After his return from a trip to America, Robert Cohn visits Jake Barnes in the offices of the newspaper where Jake works, in Paris. Cohn suggests a trip to South America, even offering to pay Jake's way, but Jake declines, suggesting British East Africa and then encouraging Cohn to enjoy Paris itself. The two share a drink, after which Jake returns to work and Cohn falls asleep in a chair outside Jake's office.
Although the events dramatized in this chapter are trivial, they offer Jake additional opportunities to react to Robert Cohn, thereby further characterizing both Cohn and himself.
Now Cohn seems "not so simple" as he was before visiting his American publisher and "not so nice," according to Jake. After an unsuccessful marriage at a young age and his rebound relationship with Frances, Cohn is discovering that women find him attractive, and this, combined with the publication of his novel, has given him a swelled head. Also, Jake tells us that reading a book called The Purple Land has given Cohn unrealistic expectations about life and love; these expectations in turn have made Cohn dissatisfied.
Jake, on the other hand, knows the hard truths about the world — presumably from experience, though we don't yet know the particular nature of that experience. Jake admires bullfighters because they live their lives "all the way up." Although a writer, Jake knows that you can't learn about the world from the "splendid imaginary amorous adventures" described in a book. Only living itself — preferably "all the way up" — is truly valuable in this way. The reference in this chapter to bullfighting also foreshadows much of the novel's second half.
Finally, the mystery of Jake's situation deepens, and our interest in him increases correspondingly. Cohn points out that both of them will be dead in thirty-five years, and Jake's response is that "It's one thing I don't worry about" — inspiring the reader to wonder what Jake does worry about. In response to Cohn's suggested South America journey, Jake has this to say: "[G]oing to another country doesn't make any difference. I've tried all that. You can't get away from yourself by moving from one place to another." Why did Jake try "all that"? Why would he want to get away from himself? Finally, and most intriguingly, Jake tells us of his "rotten habit of picturing the bedroom scenes of my friends." The plot thickens, so to speak.

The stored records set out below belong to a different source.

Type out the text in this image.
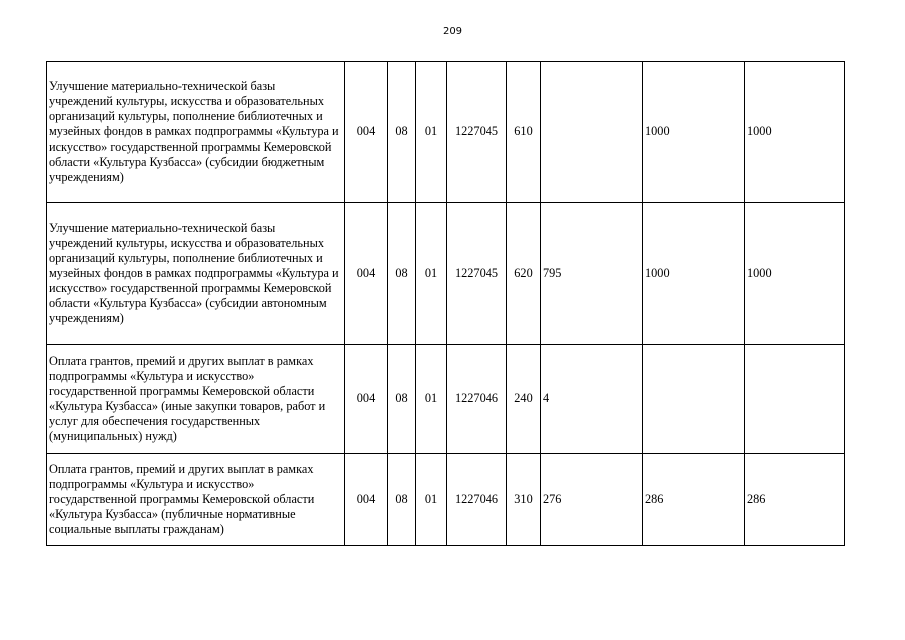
209
Улучшение материально-технической базы учреждений культуры, искусства и образовательных организаций культуры, пополнение библиотечных и музейных фондов в рамках подпрограммы «Культура и искусство» государственной программы Кемеровской области «Культура Кузбасса» (субсидии бюджетным учреждениям)	004	08	01	1227045	610		1000	1000
Улучшение материально-технической базы учреждений культуры, искусства и образовательных организаций культуры, пополнение библиотечных и музейных фондов в рамках подпрограммы «Культура и искусство» государственной программы Кемеровской области «Культура Кузбасса» (субсидии автономным учреждениям)	004	08	01	1227045	620	795	1000	1000
Оплата грантов, премий и других выплат в рамках подпрограммы «Культура и искусство» государственной программы Кемеровской области «Культура Кузбасса» (иные закупки товаров, работ и услуг для обеспечения государственных (муниципальных) нужд)	004	08	01	1227046	240	4		
Оплата грантов, премий и других выплат в рамках подпрограммы «Культура и искусство» государственной программы Кемеровской области «Культура Кузбасса» (публичные нормативные социальные выплаты гражданам)	004	08	01	1227046	310	276	286	286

W.H. Hudson William Henry Hudson (1841–1922), a writer raised in Argentina by American parents whose subjects include South America and England.
"The Purple Land" The Purple Land That England Lost by W.H. Hudson, a romance set in South America and published in 1885.
Alger Horatio Alger (1832–1899), U.S. writer of boys' stories; his books typically deal with rags-to-riches stories of young boys advancing from poverty to wealth and acclaim.
an R.G. Dun report precursor of Dun & Bradstreet, an agency furnishing subscribers with information as to the financial standing and credit rating of businesses.
boat train a train scheduled to be at a port in time for the prompt transfer of passengers to or from a ship.
a week's mail stories Jake is a foreign correspondent for a North American newspaper. He refers here to his week's quota of articles to be mailed overseas.
British East Africa the former name of the country now known as Kenya.
get off some cables send newspaper stories overseas via telegram.
the Quarter the Latin Quarter, a section of Paris south of the River Seine where many artists and students live.
carbons carbon copies of typewritten pages.
by-line a line identifying the writer of a newspaper or magazine article.
Gare St. Lazare railroad station located in Paris's 8th Arrondisement.
Café Napolitain a Parisian café.
apéritif an alcoholic drink taken before a meal to stimulate the appetite.
Boulevard Boulevard St.-Germain, the "main drag" of Paris's Latin Quarter.